Last week Brazilian President Dilma Rousseff visited the United States and met with President Obama at the White House.  On June 30, the leaders of the two most populous countries in the Western Hemisphere, released a joint statement pledging that by 2030 at least 20% of each nation’s electricity would be generated by renewable sources, not including hydropower. Brazil also pledged to restore 12 million hectares (more than 46,000 square miles) of its forests by 2030, to intensify efforts to eliminate illegal deforestation, and to reduce the carbon intensity of its economy by 60-65%.  Last week China filed a pledge with the UN that confirmed its November 2014 climate agreement with the U.S., pledging a 40-45% reduction in the carbon intensity of its economy by 2030.  China also reaffirmed its agreement that it would generate at least 20% of its electricity from non-fossil fuel sources by 2030.

On June 30 the World Health Organization (WHO) and UNICEF issued a report tracking global progress in meeting the Millenium Development Goals for access to safe drinking water and sanitation.  A copy of the report, Progress on Sanitation and Drinking Water: 2015 Update and MDG Assessment, is available online at: http://apps.who.int/iris/bitstream/10665/177752/1/9789241509145_eng.pdf?ua=1.  The good news in the report is that since 1990 2.6 billion people (including 427 million in sub-Saharan Africa) have gained access to an improved drinking water source (defined as a facility or delivery point that protects water from open contamination).  The bad news is that 2.4 billion people, one in three of the world population, still lack access to sanitation facilities that hygienically separate human excreta from human contact and 946 million people still have to defecate in the open. Only 68% of the world’s population uses an improved sanitation facility, nine percentage points below the Millenium Development Goal target of 77% for 2015.

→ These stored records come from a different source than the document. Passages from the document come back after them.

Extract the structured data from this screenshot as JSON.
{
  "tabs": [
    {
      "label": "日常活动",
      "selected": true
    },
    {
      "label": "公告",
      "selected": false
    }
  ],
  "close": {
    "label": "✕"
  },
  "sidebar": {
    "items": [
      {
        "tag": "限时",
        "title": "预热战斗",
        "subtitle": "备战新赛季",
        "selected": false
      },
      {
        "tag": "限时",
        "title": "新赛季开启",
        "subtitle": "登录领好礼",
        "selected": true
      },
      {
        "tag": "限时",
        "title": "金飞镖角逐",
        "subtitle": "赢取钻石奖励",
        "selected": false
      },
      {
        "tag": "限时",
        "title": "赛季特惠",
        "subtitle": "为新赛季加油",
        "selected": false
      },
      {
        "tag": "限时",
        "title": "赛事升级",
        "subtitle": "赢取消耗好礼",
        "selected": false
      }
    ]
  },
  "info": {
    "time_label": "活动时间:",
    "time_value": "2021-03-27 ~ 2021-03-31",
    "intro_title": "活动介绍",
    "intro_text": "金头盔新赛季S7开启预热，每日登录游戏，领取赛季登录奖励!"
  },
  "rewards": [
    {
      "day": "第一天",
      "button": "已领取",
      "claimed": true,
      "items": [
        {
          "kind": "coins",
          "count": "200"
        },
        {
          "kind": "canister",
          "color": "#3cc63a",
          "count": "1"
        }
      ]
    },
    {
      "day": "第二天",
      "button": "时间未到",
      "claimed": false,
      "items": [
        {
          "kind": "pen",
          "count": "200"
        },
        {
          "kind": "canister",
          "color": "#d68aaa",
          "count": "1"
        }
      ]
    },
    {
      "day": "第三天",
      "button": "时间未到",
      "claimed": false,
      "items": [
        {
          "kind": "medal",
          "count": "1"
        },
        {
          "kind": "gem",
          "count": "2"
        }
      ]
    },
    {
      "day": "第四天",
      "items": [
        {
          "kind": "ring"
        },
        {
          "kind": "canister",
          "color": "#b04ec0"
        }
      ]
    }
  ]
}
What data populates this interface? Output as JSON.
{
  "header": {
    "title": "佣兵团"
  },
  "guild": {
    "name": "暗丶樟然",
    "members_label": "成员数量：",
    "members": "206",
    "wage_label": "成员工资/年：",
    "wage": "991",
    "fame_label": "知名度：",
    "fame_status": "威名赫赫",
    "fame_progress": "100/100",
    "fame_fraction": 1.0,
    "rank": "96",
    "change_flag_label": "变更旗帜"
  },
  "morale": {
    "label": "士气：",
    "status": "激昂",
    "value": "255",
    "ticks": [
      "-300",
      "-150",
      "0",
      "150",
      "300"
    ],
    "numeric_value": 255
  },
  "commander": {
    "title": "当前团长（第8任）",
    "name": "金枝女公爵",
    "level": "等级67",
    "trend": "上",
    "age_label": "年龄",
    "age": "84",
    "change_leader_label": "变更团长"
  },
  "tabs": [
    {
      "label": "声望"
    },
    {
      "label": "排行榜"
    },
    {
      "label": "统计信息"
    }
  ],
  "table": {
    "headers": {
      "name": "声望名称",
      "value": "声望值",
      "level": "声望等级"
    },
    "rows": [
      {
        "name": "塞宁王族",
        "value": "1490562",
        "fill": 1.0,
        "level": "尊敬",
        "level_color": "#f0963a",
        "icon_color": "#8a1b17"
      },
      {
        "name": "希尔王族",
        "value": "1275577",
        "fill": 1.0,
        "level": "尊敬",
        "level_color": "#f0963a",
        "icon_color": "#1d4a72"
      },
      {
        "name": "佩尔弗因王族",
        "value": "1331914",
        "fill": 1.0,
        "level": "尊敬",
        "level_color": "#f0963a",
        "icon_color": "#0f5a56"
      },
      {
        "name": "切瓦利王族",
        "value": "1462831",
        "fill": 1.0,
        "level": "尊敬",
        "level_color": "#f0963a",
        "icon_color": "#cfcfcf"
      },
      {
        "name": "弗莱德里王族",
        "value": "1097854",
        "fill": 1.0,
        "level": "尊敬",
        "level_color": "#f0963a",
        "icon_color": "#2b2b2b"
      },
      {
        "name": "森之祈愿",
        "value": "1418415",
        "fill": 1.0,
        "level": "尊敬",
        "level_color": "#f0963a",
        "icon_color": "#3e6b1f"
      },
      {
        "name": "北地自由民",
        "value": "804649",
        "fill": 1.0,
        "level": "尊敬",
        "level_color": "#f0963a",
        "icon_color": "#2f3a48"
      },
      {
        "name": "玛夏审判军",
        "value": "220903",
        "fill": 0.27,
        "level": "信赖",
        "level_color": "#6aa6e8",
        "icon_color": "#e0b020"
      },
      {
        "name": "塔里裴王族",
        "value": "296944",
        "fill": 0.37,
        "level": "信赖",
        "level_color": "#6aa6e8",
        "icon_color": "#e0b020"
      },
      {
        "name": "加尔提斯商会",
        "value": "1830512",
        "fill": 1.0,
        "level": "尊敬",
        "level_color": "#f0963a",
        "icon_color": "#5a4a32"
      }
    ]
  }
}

By a vote of 7-0, the Oklahoma Supreme Court ruled last week that homeowners who suffered damage from an unusual swarm of earthquakes since November 2011 can pursue lawsuits against oil and gas companies whose fracking they allege caused the quakes.  Plaintiffs in the lawsuits are two residents of Prague, Oklahoma, Sandra Lada and Jennifer L. Cooper.  Cooper’s lawsuit is being brought as a class action on behalf of residents of nine counties that have sustained potentially millions of dollars in property damage from the quakes.  The defendants - New Dominion, LLC of Tulsa, and Spess Oil Co. of Cleveland, Oklahoma - argued that regulation of oil and gas extraction activities by the state Corporation Commissions should insulate them from liability.  The court rejected this argument, concluding that: “Allowing district courts to have jurisdiction in these types of private matters does not exercise inappropriate ‘oversight and control’ over the (Corporation Commission). Rather, it conforms to the long-held rule that district courts have exclusive jurisdiction over private tort actions when regulated oil and gas operations are at issue.” Studies increasingly are linking seismic activity to high-pressure injection activities.